Initial studies compared dual energy to traditional threshold based bone subtraction techniques, the first of which was published in 2008 by Meyer et al. [7]. Dual energy peripheral CTA was performed in 50 patients with automated post-processing performed using standard, threshold-based manual bone subtraction techniques and automatic, dual energy based bone subtraction. Readers compared the speed, effectiveness of bone subtraction and extent of erroneous vessel erosions for each technique. Plaque subtraction was also evaluated separately, and will be discussed in the section below. The authors found that dual energy bone subtraction was significantly faster than manual techniques (2 min vs. 7 min) and resulted in less compromising vessel erosions (11 % vs. 15 %), particularly for the arteries of the calf. However, compromising erosions remained common even with dual energy for both the anterior tibial (64 %) and dorsalis pedis (51 %) arteries. Dual energy studies had the disadvantage of greater amounts of residual non-subtracted bone, most often ribs and patella located outside of the smaller dual energy FOV. However, even with additional manual correction of residual bone, dual energy techniques remained substantially faster than traditional subtraction methods.
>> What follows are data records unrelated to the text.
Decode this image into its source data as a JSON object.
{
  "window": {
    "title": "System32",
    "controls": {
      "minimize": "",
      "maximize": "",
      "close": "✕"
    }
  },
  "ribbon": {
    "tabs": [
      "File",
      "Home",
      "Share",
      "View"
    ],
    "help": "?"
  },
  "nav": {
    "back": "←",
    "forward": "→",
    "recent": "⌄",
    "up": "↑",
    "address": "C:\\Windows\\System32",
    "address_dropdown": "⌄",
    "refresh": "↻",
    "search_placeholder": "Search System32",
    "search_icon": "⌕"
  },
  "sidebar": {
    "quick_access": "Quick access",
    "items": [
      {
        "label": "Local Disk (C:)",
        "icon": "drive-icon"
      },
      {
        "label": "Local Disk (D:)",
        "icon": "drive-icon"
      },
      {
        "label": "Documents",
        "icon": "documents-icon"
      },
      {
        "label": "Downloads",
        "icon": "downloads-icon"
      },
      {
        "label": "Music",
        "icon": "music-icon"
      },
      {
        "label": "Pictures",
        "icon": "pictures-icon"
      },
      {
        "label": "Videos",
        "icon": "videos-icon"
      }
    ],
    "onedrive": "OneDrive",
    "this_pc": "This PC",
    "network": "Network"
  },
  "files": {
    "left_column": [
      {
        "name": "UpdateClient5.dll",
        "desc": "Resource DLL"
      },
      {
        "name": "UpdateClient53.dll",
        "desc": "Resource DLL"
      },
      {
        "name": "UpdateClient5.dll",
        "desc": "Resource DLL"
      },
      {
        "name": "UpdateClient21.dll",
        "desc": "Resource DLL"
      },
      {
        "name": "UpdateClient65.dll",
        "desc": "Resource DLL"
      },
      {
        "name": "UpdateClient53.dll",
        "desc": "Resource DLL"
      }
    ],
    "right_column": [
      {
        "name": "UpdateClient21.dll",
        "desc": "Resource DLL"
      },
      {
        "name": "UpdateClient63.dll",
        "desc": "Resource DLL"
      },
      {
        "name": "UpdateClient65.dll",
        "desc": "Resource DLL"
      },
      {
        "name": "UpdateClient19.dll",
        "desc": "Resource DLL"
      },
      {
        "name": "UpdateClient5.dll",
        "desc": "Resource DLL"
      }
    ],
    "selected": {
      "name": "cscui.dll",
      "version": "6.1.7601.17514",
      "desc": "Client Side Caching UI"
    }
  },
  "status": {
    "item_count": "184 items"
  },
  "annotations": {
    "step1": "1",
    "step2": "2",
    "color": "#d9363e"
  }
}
A similar study from Sommer et al. in 2009 evaluated 51 patients with dual energy peripheral CTA and also compared speed and accuracy of manual and dual energy bone subtraction methods [8]. Their results closely mirrored those of Meyer et al., showing significant time savings with dual energy (3 min vs. 6 min) and significantly fewer vessel segmentation errors. The anterior tibial artery was the most commonly negatively affected vessel in both manual and dual energy methods.